In other IMS news, Desire2Learn has announced that they are the first LMS provider to support BLTI, a specification designed to support plugging third-party tools into an LMS. According to the press release, here’s what’s included:
- Management interfaces to define integrations to external learning tools (Tool Providers) and to create links
- New Quicklink type to allow links to Tool Providers to be easily incorporated throughout Desire2Learn courses
- Links to external learning tools that can send user, organization, and course context information for a personalized experience in the tool; single-sign-on to learning tools is supported through an oAuth framework using a key/secret shared between the external learning tool and the configured link in Learning Environment
- Management tools to configure mapping from Desire2Learn roles to IMS roles, and from Desire2Learn org unit types to IMS context types
A couple of other platforms are following D2L on this road.
- Sakai has a pre-alpha version which is publicly available for testing, and which has been proposed for eventual inclusion in the next Sakai release (2.7).
- A prototype third-party building block is available for Blackboard through OSCELOT.
This is just the work that’s visible to the public.

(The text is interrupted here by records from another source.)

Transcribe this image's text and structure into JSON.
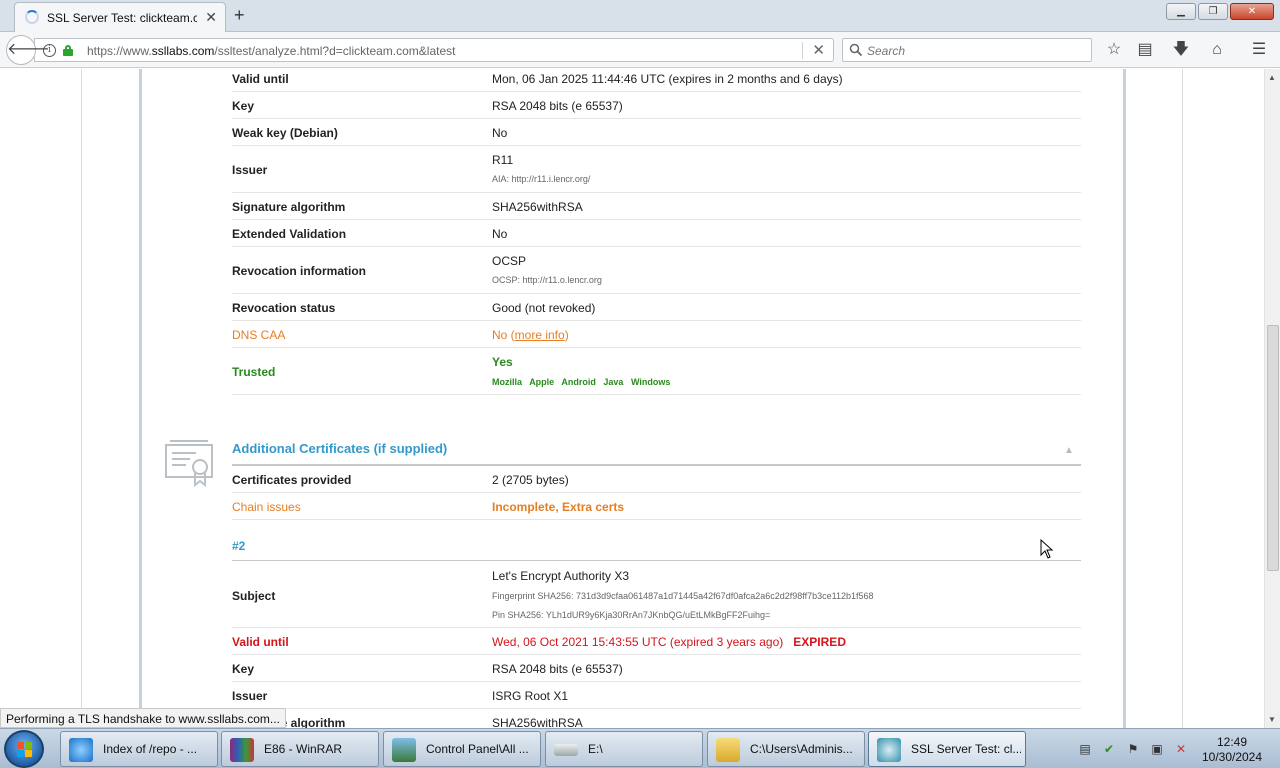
{
  "browser": {
    "tab_title": "SSL Server Test: clickteam.co",
    "url_prefix": "https://www.",
    "url_domain": "ssllabs.com",
    "url_path": "/ssltest/analyze.html?d=clickteam.com&latest",
    "search_placeholder": "Search"
  },
  "cert1": {
    "valid_until_label": "Valid until",
    "valid_until_value": "Mon, 06 Jan 2025 11:44:46 UTC (expires in 2 months and 6 days)",
    "key_label": "Key",
    "key_value": "RSA 2048 bits (e 65537)",
    "weak_key_label": "Weak key (Debian)",
    "weak_key_value": "No",
    "issuer_label": "Issuer",
    "issuer_value": "R11",
    "issuer_aia": "AIA: http://r11.i.lencr.org/",
    "sig_label": "Signature algorithm",
    "sig_value": "SHA256withRSA",
    "ev_label": "Extended Validation",
    "ev_value": "No",
    "revinfo_label": "Revocation information",
    "revinfo_value": "OCSP",
    "revinfo_sub": "OCSP: http://r11.o.lencr.org",
    "revstatus_label": "Revocation status",
    "revstatus_value": "Good (not revoked)",
    "caa_label": "DNS CAA",
    "caa_value_prefix": "No (",
    "caa_link": "more info",
    "caa_value_suffix": ")",
    "trusted_label": "Trusted",
    "trusted_value": "Yes",
    "trust_stores": [
      "Mozilla",
      "Apple",
      "Android",
      "Java",
      "Windows"
    ]
  },
  "additional": {
    "title": "Additional Certificates (if supplied)",
    "provided_label": "Certificates provided",
    "provided_value": "2 (2705 bytes)",
    "chain_label": "Chain issues",
    "chain_value": "Incomplete, Extra certs",
    "subtitle": "#2",
    "subject_label": "Subject",
    "subject_value": "Let's Encrypt Authority X3",
    "subject_fp": "Fingerprint SHA256: 731d3d9cfaa061487a1d71445a42f67df0afca2a6c2d2f98ff7b3ce112b1f568",
    "subject_pin": "Pin SHA256: YLh1dUR9y6Kja30RrAn7JKnbQG/uEtLMkBgFF2Fuihg=",
    "valid_until_label": "Valid until",
    "valid_until_value": "Wed, 06 Oct 2021 15:43:55 UTC (expired 3 years ago)",
    "expired_badge": "EXPIRED",
    "key_label": "Key",
    "key_value": "RSA 2048 bits (e 65537)",
    "issuer_label": "Issuer",
    "issuer_value": "ISRG Root X1",
    "sig_label": "Signature algorithm",
    "sig_value": "SHA256withRSA"
  },
  "status_text": "Performing a TLS handshake to www.ssllabs.com...",
  "taskbar": {
    "items": [
      {
        "label": "Index of /repo - ...",
        "icon": "internet-explorer-icon"
      },
      {
        "label": "E86 - WinRAR",
        "icon": "winrar-icon"
      },
      {
        "label": "Control Panel\\All ...",
        "icon": "control-panel-icon"
      },
      {
        "label": "E:\\",
        "icon": "drive-icon"
      },
      {
        "label": "C:\\Users\\Adminis...",
        "icon": "folder-icon"
      },
      {
        "label": "SSL Server Test: cl...",
        "icon": "browser-icon"
      }
    ],
    "time": "12:49",
    "date": "10/30/2024"
  },
  "colors": {
    "section_blue": "#3399cc",
    "warn_orange": "#e67e22",
    "ok_green": "#2a8a1e",
    "error_red": "#d5151c"
  }
}
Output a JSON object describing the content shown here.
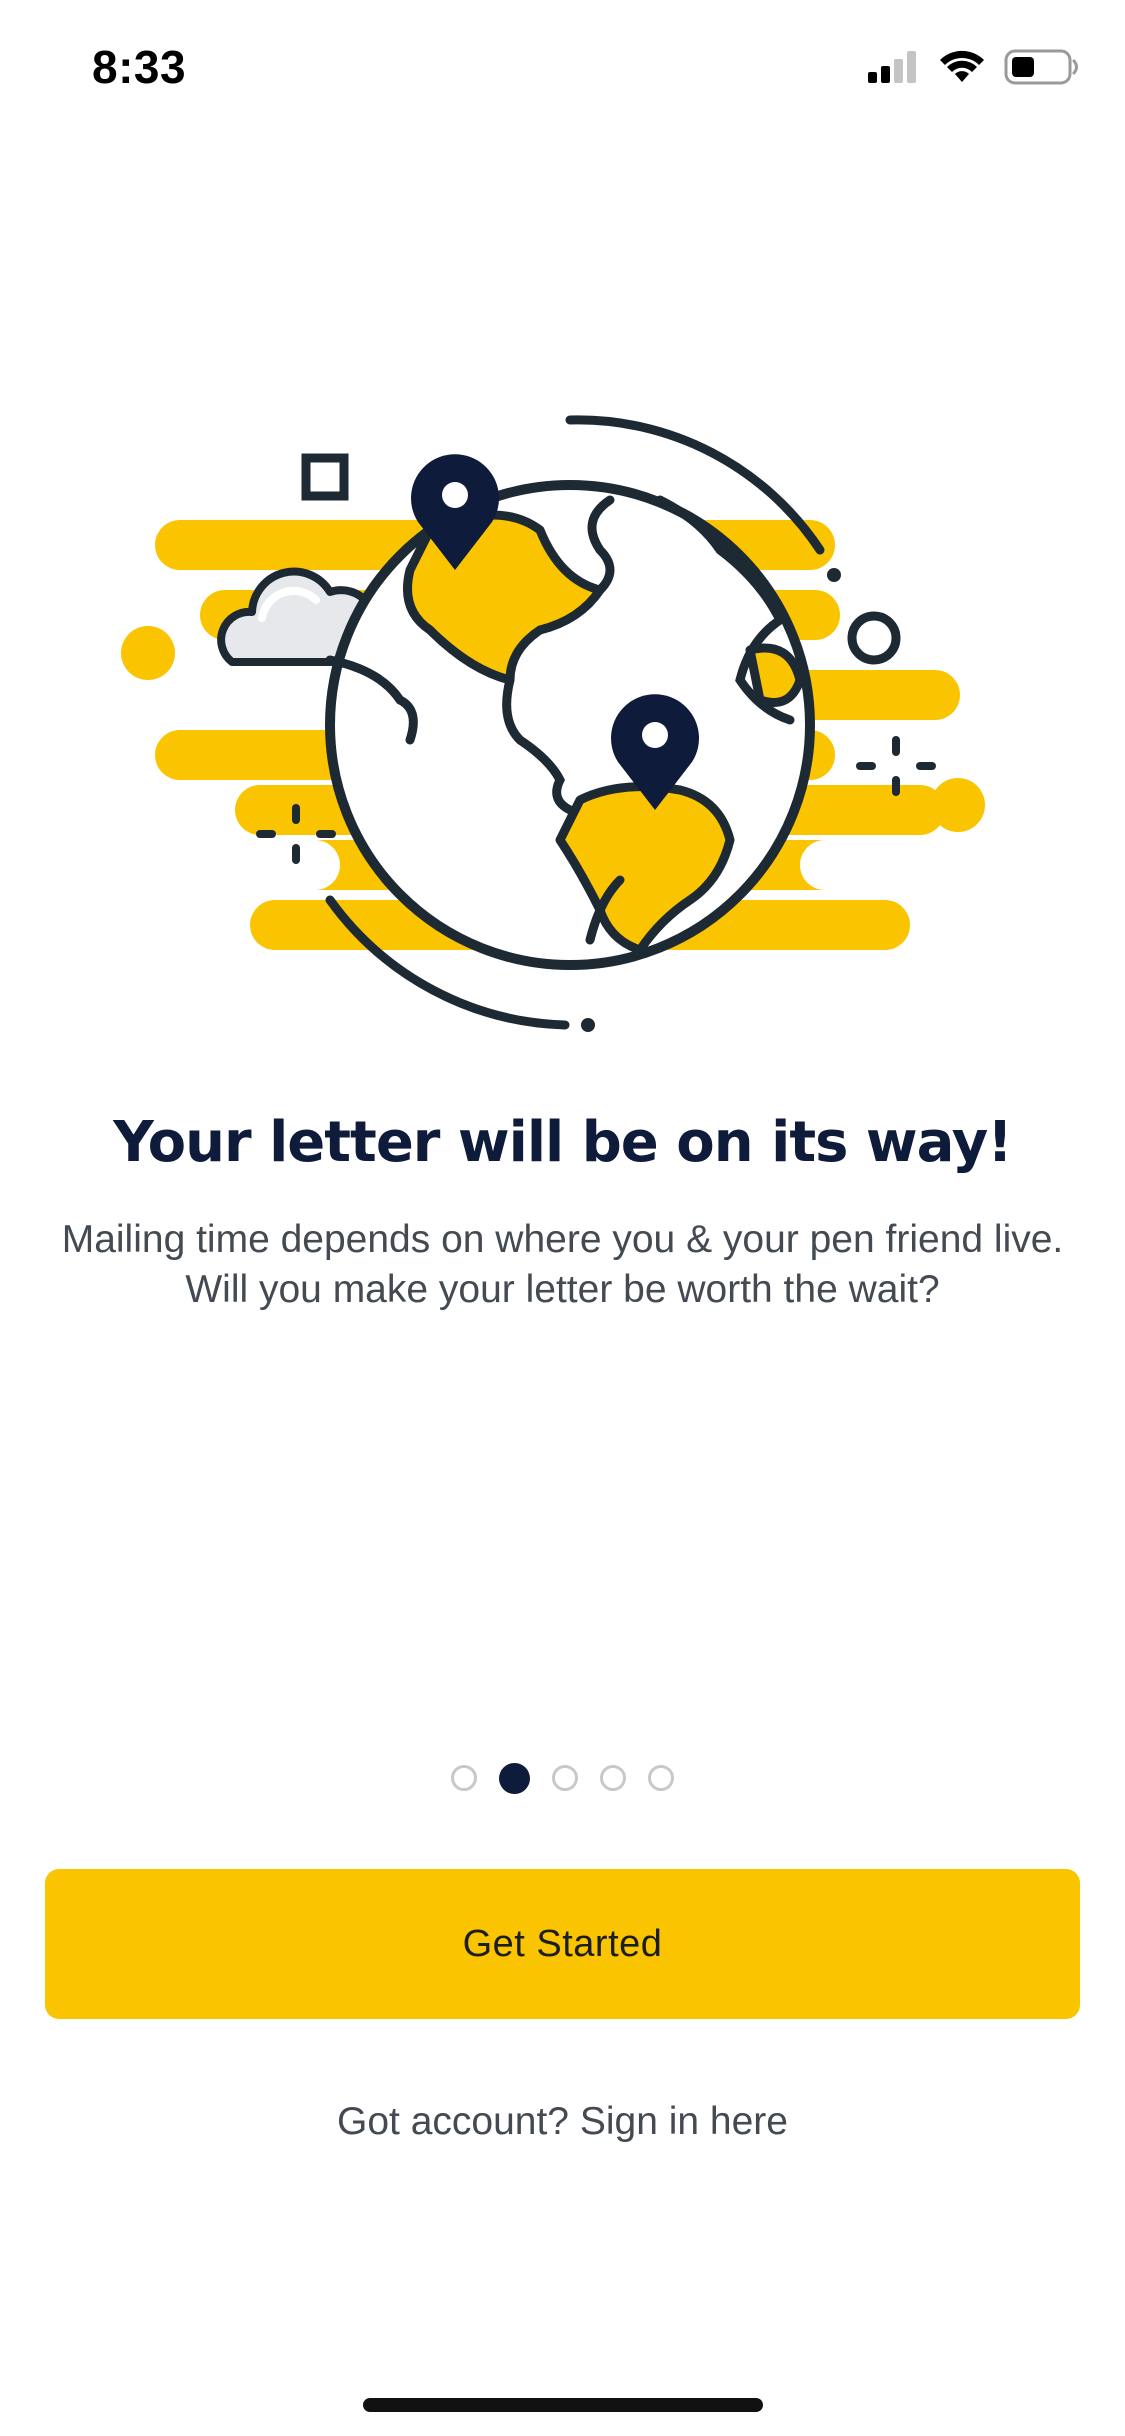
{
  "status_bar": {
    "time": "8:33",
    "icons": [
      "cellular-signal-icon",
      "wifi-icon",
      "battery-icon"
    ]
  },
  "illustration": {
    "name": "globe-with-location-pins",
    "colors": {
      "accent": "#fbc400",
      "outline": "#1e2a33",
      "pin": "#0f1b3a",
      "cloud": "#e6e8ec"
    }
  },
  "onboarding": {
    "title": "Your letter will be on its way!",
    "subtitle": "Mailing time depends on where you & your pen friend live. Will you make your letter be worth the wait?",
    "page_indicator": {
      "total": 5,
      "current": 2
    }
  },
  "actions": {
    "primary_label": "Get Started",
    "signin_label": "Got account? Sign in here"
  },
  "colors": {
    "primary_button": "#fbc400",
    "title_text": "#0f1b3a",
    "body_text": "#444a52",
    "dot_active": "#0f1b3a",
    "dot_inactive": "#c8c8c8"
  }
}
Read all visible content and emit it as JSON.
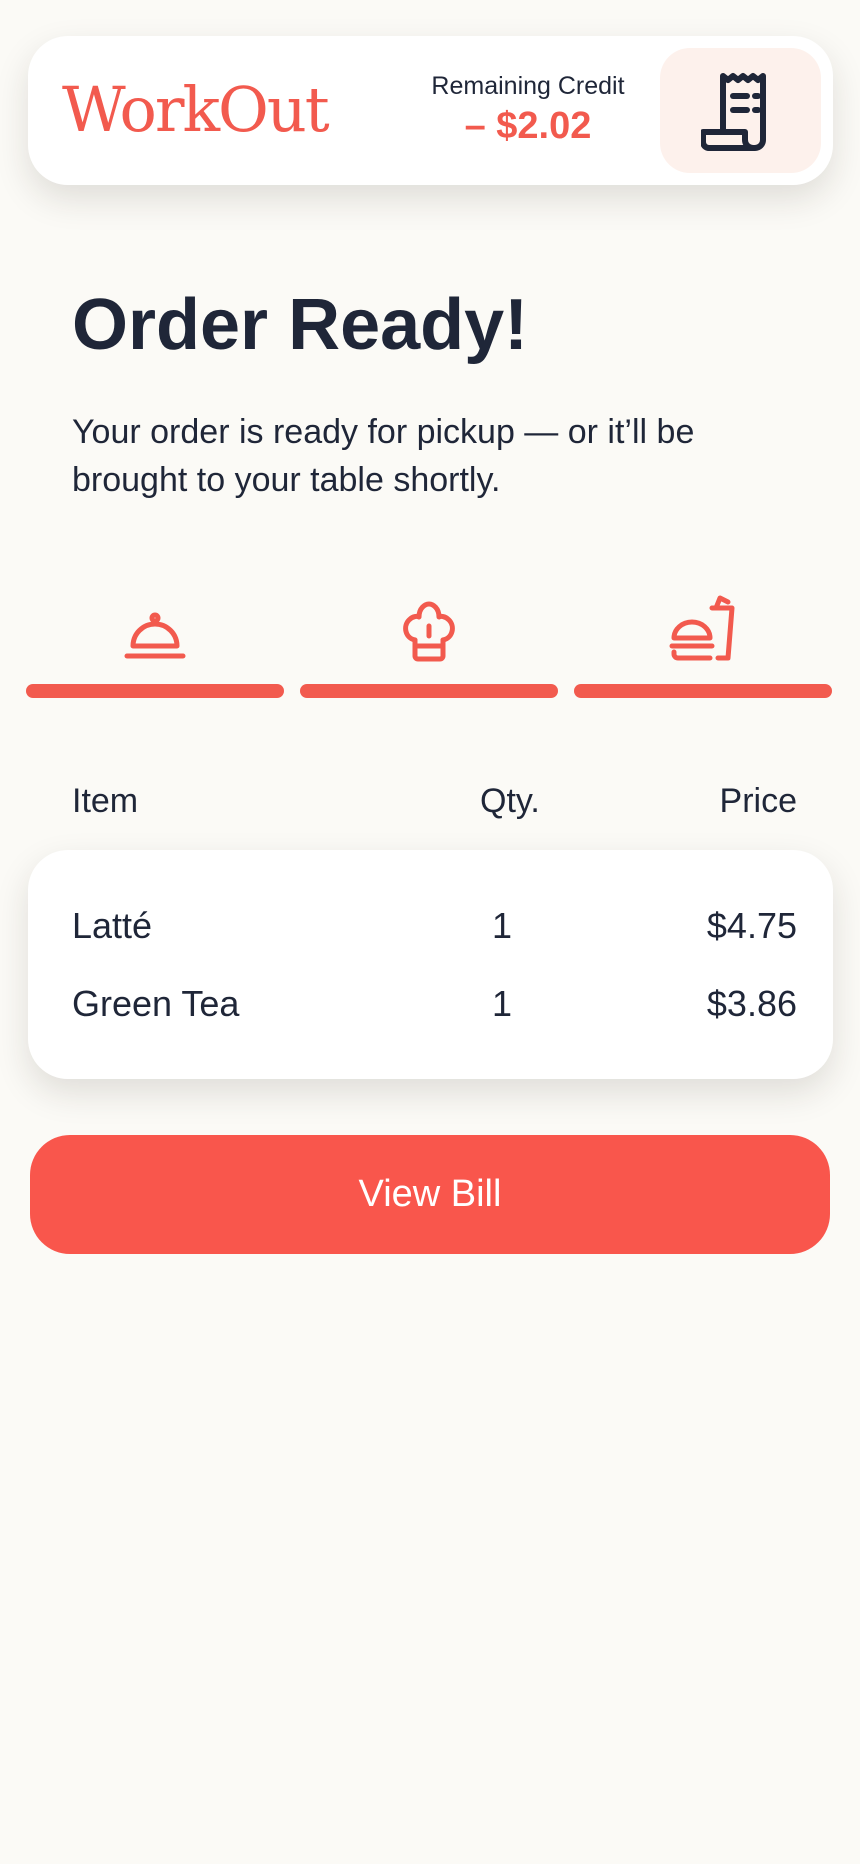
{
  "header": {
    "logo": "WorkOut",
    "credit_label": "Remaining Credit",
    "credit_value": "– $2.02",
    "receipt_icon": "receipt-icon"
  },
  "main": {
    "title": "Order Ready!",
    "subtitle": "Your order is ready for pickup — or it’ll be brought to your table shortly."
  },
  "progress": {
    "steps": [
      {
        "icon": "cloche-icon",
        "complete": true
      },
      {
        "icon": "chef-hat-icon",
        "complete": true
      },
      {
        "icon": "food-drink-icon",
        "complete": true
      }
    ]
  },
  "table": {
    "headers": {
      "item": "Item",
      "qty": "Qty.",
      "price": "Price"
    },
    "rows": [
      {
        "item": "Latté",
        "qty": "1",
        "price": "$4.75"
      },
      {
        "item": "Green Tea",
        "qty": "1",
        "price": "$3.86"
      }
    ]
  },
  "actions": {
    "view_bill": "View Bill"
  },
  "colors": {
    "accent": "#F25A4E",
    "text": "#1F2638",
    "background": "#FBFAF6"
  }
}
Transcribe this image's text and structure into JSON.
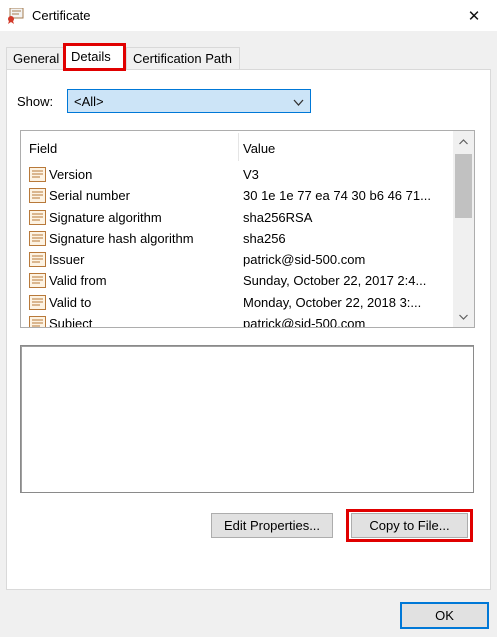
{
  "window": {
    "title": "Certificate",
    "close_glyph": "✕"
  },
  "tabs": [
    {
      "label": "General"
    },
    {
      "label": "Details"
    },
    {
      "label": "Certification Path"
    }
  ],
  "show": {
    "label": "Show:",
    "selected": "<All>"
  },
  "fields_table": {
    "headers": {
      "field": "Field",
      "value": "Value"
    },
    "rows": [
      {
        "field": "Version",
        "value": "V3"
      },
      {
        "field": "Serial number",
        "value": "30 1e 1e 77 ea 74 30 b6 46 71..."
      },
      {
        "field": "Signature algorithm",
        "value": "sha256RSA"
      },
      {
        "field": "Signature hash algorithm",
        "value": "sha256"
      },
      {
        "field": "Issuer",
        "value": "patrick@sid-500.com"
      },
      {
        "field": "Valid from",
        "value": "Sunday, October 22, 2017 2:4..."
      },
      {
        "field": "Valid to",
        "value": "Monday, October 22, 2018 3:..."
      },
      {
        "field": "Subject",
        "value": "patrick@sid-500.com"
      }
    ]
  },
  "buttons": {
    "edit_properties": "Edit Properties...",
    "copy_to_file": "Copy to File...",
    "ok": "OK"
  },
  "icons": {
    "app": "certificate-icon",
    "row": "certificate-field-icon"
  },
  "colors": {
    "highlight": "#e00000",
    "accent": "#0078d7",
    "selected_combo": "#cce4f7"
  }
}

As is often the case with these things, (a) more work is going on behind the scenes, but (b) you should demand to see working code and a commitment to a supported release within a defined time frame before taking any statements of support by a vendor or project too seriously.
Kudos to Desire2Learn for taking the lead here.
jack says
This could be *very* cool. I know a lot of the extensions I’ve built for D2L over the years have had a similar model, but they were, by necessity, point-to-point integrations and bespoke code, not easily portable to other institutions even if they were also D2L users.
Having this officially supported, especially with integration into the quicklinks system and the ability to write back results, could seriously sand down the bumpy parts of our local integrations.
I have to reserve judgement until I get my hands on it and see how well it works in practice, but I’m definitely excited. Good work D2L!
I work for an educational institution, not a tool vendor, but I see lots of opportunity for building stuff around BLTI. Are there any plans toward community building around this?
Michael Feldstein says
I assume that at some point the IMS will create an LTI Alliance aimed at driving adoption, in the same way that they have created a Common Cartridge Alliance and a Learning Information Services Alliance.